Hybrid nanostructure stainless steel with super-high strength and toughness

Abstract

Abstract The objective of the present study is to obtain the super-high strength and toughness stainless steel through hybrid nanostructure design. The hybrid nanostructured stainless steel was fabricated by two cold rolling and annealing processes. The second cold-rolled and annealing was carried out on bimodal microstructure which was obtained by the first cold-rolled and annealing on the original microstructure. The bimodal structure consisting of nanometer grains and a small amount of micrometer grains which were distributed in band. After the second cold-rolled and annealing, both the original coarse grain zone (micrometer grains) and fine grain zone (nanometer grains) formed their own finer bimodal microstructure and the bands of the grain distribution became narrower. In our investigations, the hybrid nanostructure obtained by two cold rolling and annealing processes had finer grains and narrower bands of the grain distribution.
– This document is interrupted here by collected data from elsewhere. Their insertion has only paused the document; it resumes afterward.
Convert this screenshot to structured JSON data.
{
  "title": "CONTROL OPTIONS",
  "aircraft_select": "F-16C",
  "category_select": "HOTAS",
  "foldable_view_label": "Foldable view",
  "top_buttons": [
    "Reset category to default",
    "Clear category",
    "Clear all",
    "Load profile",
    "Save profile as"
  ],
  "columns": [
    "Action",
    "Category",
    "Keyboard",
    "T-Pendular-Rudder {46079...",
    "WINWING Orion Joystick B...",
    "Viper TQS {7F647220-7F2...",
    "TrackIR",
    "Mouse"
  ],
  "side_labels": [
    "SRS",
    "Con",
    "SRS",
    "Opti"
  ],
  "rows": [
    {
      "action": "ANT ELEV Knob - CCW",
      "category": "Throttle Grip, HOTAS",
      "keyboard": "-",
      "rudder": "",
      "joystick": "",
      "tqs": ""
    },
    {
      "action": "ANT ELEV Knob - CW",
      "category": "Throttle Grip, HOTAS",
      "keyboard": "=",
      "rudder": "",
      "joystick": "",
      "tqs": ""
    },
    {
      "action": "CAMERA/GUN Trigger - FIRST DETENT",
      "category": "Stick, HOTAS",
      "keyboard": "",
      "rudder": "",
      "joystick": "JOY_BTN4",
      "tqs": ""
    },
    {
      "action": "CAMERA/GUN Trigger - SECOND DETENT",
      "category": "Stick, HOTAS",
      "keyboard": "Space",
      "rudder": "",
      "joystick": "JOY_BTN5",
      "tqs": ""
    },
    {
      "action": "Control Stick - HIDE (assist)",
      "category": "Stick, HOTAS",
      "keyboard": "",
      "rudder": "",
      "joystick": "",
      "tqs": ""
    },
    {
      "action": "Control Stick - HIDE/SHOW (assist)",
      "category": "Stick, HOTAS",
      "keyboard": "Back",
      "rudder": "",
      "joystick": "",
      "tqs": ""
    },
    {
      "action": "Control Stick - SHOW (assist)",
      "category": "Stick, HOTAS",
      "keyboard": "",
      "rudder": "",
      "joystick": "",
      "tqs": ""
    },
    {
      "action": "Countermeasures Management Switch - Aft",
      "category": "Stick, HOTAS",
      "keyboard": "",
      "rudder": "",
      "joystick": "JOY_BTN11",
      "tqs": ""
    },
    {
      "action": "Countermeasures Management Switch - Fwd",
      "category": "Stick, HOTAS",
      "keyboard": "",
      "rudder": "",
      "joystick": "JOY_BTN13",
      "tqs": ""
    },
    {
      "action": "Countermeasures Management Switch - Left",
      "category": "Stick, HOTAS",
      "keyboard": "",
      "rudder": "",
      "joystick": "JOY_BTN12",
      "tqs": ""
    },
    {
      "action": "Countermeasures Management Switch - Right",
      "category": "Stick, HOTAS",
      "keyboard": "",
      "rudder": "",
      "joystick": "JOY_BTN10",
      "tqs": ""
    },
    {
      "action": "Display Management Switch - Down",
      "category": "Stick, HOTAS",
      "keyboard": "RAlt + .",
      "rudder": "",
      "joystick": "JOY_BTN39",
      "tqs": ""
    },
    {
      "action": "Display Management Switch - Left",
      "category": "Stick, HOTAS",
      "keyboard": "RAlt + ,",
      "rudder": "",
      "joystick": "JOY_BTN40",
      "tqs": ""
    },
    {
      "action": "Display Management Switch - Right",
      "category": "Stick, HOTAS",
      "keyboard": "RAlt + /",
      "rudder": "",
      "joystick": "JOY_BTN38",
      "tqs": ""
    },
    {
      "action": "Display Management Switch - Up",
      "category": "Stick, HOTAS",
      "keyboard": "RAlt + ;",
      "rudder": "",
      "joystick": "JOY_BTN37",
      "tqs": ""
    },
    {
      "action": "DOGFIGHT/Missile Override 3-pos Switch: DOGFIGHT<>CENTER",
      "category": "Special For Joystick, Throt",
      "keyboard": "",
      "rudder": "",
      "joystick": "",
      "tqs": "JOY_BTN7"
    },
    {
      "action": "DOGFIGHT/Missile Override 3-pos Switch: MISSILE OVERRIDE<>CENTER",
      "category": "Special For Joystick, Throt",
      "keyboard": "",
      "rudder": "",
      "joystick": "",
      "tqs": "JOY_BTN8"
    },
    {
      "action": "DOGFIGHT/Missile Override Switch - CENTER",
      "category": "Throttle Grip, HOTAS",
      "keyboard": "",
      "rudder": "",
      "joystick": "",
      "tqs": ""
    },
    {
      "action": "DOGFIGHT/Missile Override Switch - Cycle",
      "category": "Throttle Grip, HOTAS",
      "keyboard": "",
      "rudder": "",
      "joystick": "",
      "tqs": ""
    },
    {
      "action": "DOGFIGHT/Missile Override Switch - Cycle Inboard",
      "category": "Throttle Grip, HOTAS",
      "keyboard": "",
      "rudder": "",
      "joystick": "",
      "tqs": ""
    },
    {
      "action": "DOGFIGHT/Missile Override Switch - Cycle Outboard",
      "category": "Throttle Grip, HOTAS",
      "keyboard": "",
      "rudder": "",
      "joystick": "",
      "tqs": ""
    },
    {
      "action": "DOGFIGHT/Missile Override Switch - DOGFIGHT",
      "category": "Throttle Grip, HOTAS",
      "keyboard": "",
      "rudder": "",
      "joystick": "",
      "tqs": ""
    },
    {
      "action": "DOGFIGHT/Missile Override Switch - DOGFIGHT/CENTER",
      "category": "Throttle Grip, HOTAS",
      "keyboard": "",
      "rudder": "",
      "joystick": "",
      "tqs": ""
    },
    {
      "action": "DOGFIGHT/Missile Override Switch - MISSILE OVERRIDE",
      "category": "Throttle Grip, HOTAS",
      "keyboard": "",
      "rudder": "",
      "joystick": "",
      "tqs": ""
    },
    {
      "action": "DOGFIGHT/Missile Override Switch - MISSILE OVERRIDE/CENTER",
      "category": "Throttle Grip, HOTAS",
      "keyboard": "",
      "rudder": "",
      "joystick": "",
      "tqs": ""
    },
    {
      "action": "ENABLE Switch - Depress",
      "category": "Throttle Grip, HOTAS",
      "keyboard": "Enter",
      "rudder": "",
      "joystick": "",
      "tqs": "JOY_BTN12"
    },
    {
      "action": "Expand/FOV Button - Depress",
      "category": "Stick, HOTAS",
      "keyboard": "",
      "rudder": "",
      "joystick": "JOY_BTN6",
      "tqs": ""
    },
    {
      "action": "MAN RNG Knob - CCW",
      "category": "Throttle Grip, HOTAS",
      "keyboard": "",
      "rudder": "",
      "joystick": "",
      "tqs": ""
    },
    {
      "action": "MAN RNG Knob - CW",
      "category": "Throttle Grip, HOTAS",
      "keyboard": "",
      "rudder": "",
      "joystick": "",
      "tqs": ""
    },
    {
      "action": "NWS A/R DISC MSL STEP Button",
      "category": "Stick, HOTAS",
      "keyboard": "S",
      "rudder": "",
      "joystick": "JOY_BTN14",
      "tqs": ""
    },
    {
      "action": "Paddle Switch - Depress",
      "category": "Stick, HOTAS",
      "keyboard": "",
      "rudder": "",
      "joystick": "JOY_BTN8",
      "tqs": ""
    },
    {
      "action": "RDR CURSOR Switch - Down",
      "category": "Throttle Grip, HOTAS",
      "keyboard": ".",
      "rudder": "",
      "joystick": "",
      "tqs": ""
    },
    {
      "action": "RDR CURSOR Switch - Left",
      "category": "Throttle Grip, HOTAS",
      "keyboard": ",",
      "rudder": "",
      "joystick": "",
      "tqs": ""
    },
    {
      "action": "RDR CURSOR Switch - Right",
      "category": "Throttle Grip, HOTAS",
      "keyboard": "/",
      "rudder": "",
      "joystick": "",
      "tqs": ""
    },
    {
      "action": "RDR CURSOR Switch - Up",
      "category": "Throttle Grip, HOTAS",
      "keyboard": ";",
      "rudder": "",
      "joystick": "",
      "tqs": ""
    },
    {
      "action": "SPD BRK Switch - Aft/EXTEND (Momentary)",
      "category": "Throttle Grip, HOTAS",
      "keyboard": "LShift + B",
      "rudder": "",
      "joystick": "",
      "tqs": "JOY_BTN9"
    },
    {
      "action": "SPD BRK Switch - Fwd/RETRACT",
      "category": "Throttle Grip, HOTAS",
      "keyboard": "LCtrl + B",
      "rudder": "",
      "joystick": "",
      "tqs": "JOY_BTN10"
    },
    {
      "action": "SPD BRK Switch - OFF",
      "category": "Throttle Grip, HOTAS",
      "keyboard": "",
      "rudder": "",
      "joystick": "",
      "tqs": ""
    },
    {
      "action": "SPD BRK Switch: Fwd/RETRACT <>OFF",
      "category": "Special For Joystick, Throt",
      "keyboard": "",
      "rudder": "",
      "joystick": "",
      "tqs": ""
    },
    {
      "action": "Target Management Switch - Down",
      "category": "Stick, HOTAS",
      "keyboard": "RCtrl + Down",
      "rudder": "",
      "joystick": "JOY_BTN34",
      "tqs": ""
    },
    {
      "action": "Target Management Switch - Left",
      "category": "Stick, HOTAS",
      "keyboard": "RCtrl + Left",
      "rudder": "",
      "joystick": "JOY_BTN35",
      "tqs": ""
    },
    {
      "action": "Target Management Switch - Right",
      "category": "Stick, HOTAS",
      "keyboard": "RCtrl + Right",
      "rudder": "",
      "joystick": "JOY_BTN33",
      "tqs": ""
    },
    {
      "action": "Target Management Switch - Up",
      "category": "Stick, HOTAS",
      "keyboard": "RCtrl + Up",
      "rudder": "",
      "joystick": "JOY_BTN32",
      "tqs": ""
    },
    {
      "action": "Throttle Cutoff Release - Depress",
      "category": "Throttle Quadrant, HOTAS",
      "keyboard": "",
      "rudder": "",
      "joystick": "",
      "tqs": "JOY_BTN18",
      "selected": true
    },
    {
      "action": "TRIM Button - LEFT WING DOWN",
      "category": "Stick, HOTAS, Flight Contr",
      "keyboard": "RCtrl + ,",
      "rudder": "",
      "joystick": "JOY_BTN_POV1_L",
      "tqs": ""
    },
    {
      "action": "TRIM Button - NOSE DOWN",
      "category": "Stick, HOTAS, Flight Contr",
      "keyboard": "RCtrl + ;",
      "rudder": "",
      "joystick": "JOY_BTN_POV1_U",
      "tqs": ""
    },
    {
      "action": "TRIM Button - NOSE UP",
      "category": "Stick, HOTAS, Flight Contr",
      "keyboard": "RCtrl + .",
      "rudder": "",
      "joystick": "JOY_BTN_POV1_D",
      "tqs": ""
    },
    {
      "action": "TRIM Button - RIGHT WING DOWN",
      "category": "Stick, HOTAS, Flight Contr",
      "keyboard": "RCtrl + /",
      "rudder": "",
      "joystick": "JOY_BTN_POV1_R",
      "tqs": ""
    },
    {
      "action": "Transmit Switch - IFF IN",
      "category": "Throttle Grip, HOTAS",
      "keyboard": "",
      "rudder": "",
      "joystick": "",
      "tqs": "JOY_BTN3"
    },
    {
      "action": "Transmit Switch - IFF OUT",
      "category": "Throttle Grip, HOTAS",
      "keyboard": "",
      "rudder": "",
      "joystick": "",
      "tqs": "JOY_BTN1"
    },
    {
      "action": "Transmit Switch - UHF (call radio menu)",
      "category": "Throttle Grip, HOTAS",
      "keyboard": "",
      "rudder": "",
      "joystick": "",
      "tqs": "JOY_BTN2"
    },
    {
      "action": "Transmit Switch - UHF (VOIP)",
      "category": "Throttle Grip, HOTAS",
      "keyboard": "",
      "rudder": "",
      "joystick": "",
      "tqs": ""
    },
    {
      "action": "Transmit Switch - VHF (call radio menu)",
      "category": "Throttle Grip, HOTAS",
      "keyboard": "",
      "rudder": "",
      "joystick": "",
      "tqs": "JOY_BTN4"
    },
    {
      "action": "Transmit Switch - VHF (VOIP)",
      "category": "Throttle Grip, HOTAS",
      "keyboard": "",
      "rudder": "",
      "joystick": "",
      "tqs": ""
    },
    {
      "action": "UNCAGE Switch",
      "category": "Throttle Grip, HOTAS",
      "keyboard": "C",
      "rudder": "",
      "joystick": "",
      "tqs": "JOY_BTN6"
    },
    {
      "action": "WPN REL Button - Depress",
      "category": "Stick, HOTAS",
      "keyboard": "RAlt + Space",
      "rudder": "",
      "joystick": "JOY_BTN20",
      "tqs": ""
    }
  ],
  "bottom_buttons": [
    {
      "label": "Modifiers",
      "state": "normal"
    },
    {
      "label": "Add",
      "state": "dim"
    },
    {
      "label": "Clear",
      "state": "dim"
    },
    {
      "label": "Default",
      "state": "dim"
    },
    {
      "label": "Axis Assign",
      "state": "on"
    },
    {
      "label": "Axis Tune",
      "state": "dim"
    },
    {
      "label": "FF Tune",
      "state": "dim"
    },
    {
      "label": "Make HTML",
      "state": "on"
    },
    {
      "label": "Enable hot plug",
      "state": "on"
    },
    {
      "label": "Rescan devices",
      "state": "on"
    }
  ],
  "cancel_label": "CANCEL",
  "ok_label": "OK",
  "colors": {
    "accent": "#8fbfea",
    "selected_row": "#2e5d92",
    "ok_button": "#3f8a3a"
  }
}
Meanwhile the results of tensile experiment showed that the yield strength (1221 MPa) and tensile strength (1376 MPa) of the hybrid nanostructure were greatly improved in the situation that the decrease of the toughness (et=45.3%) was not significant compared with the bimodal microstructure. It is obvious that the yield strength of the hybrid nanostructure increased by 2.7 times and the total elongation still remained at the level of 45.3% compared with the original microstructure. Mainly because we embed the soft micrometer grains into the hard nanometer grains to form the lamellar interphase structure. The back-stress hardening, dislocation hardening, TWP effect and TRIP effect produced by the hybrid nanostructure during tensile process contributed to high strength and toughness. And this contribution was more pronounced when the width of lamellar become narrower.